Beijing, for its part, has no trouble mentioning America. For more than a week it has been trying to undermine the dollar with increasingly harsh comments. At the end of July, the official Xinhua News Agency issued a blistering attack on Washington. Yesterday, immediately following Standard & Poor’s downgrading of the U.S. credit rating, Xinhua followed up by calling for international supervision over Washington’s printing of dollars. The official propaganda organ also suggested consideration of a new international reserve currency to replace the greenback “to avert a catastrophe caused by any single country.”
Xinhua also had this to say: “China, the largest creditor of the world’s sole superpower, has every right now to demand the United States to address its structural debt problems and ensure the safety of China’s dollar assets.”
There’s no question the United States must reduce its debt load, but at the same time it is issuing its demands, Beijing is making it hard for us to implement necessary adjustments. China, after all, maintains predatory policies designed to take advantage of America’s open economy. So, for instance, the Chinese central government fixes the value of the renminbi at an artificially low level to stimulate Chinese exports and impede imports. It has also been systemically violating its World Trade Organization obligations, especially by blocking imports.
The result of these policies is that China has persistently run large merchandise-trade surpluses against the United States. Last year, for instance, that surplus amounted to $273.1 billion, the largest deficit the U.S. has ever had with any country.
Washington has, for years, been trying to get Beijing to permit more balanced trade and stop buying dollar-denominated obligations, but Chinese officials have refused to take good advice. As a result, their country has become more dependent on the American market. In 2008, 90.1% of China’s overall trade surplus related to sales to the United States. Last year, that number had increased to a simply unbelievable 149.2%.
So China has insisted on accumulating dollars as a direct result of government policies. Apart from violations of their trading obligations, the Chinese have a right to maintain mercantilist practices. Yet we have every right to counter them.
We are not countering them, unfortunately. Instead of dealing with these structural issues, President Obama talks about relatively unimportant ones, like the Japanese tsunami. At the same time, his Treasury Secretary, following in the footsteps of his predecessors, has refused to cite China for currency manipulation in his twice-yearly congressionally mandated reports even though that country clearly meets the statutory definition of a manipulator.
The Chinese will not change their policies, so they are accumulating dollars and therefore forced to reinvest them offshore. That reinvestment is flooding global financial markets with greenbacks. By flooding the world with them, Chinese officials are keeping dollar interest rates abnormally low and therefore making it too easy for the U.S. government to borrow. The U.S., therefore, would not be in such a debt fix if Beijing had allowed the renminbi to float and honored its trade promises, thereby allowing a more balanced trade between the two nations.

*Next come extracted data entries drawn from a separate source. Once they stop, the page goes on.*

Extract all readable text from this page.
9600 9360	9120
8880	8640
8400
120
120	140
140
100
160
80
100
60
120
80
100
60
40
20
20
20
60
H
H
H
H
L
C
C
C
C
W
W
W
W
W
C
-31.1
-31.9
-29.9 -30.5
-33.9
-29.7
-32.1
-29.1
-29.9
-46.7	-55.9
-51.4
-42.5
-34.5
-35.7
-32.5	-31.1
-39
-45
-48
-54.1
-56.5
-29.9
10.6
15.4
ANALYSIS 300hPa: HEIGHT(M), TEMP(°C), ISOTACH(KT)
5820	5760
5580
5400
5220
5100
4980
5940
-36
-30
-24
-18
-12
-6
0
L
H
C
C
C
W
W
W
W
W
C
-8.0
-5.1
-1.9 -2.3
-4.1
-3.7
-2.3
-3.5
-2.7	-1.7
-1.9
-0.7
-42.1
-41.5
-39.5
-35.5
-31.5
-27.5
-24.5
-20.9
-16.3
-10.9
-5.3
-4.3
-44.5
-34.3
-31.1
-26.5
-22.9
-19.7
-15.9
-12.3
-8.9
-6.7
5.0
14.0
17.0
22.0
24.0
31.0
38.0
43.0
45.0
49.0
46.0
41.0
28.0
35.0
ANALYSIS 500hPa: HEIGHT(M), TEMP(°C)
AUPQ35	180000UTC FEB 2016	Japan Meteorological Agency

The current trading relationship between China and the United States is unsustainable, so one way or another it has to change. The sooner we deal with this, the more likely we will find a solution within the context of the existing international trading framework. In other words, there is a greater likelihood we will adopt a solution without resort to protectionist measures if this matter is resolved soon.
Because Beijing intransigently maintains its policies, America needs an honest national conversation about China-and fast.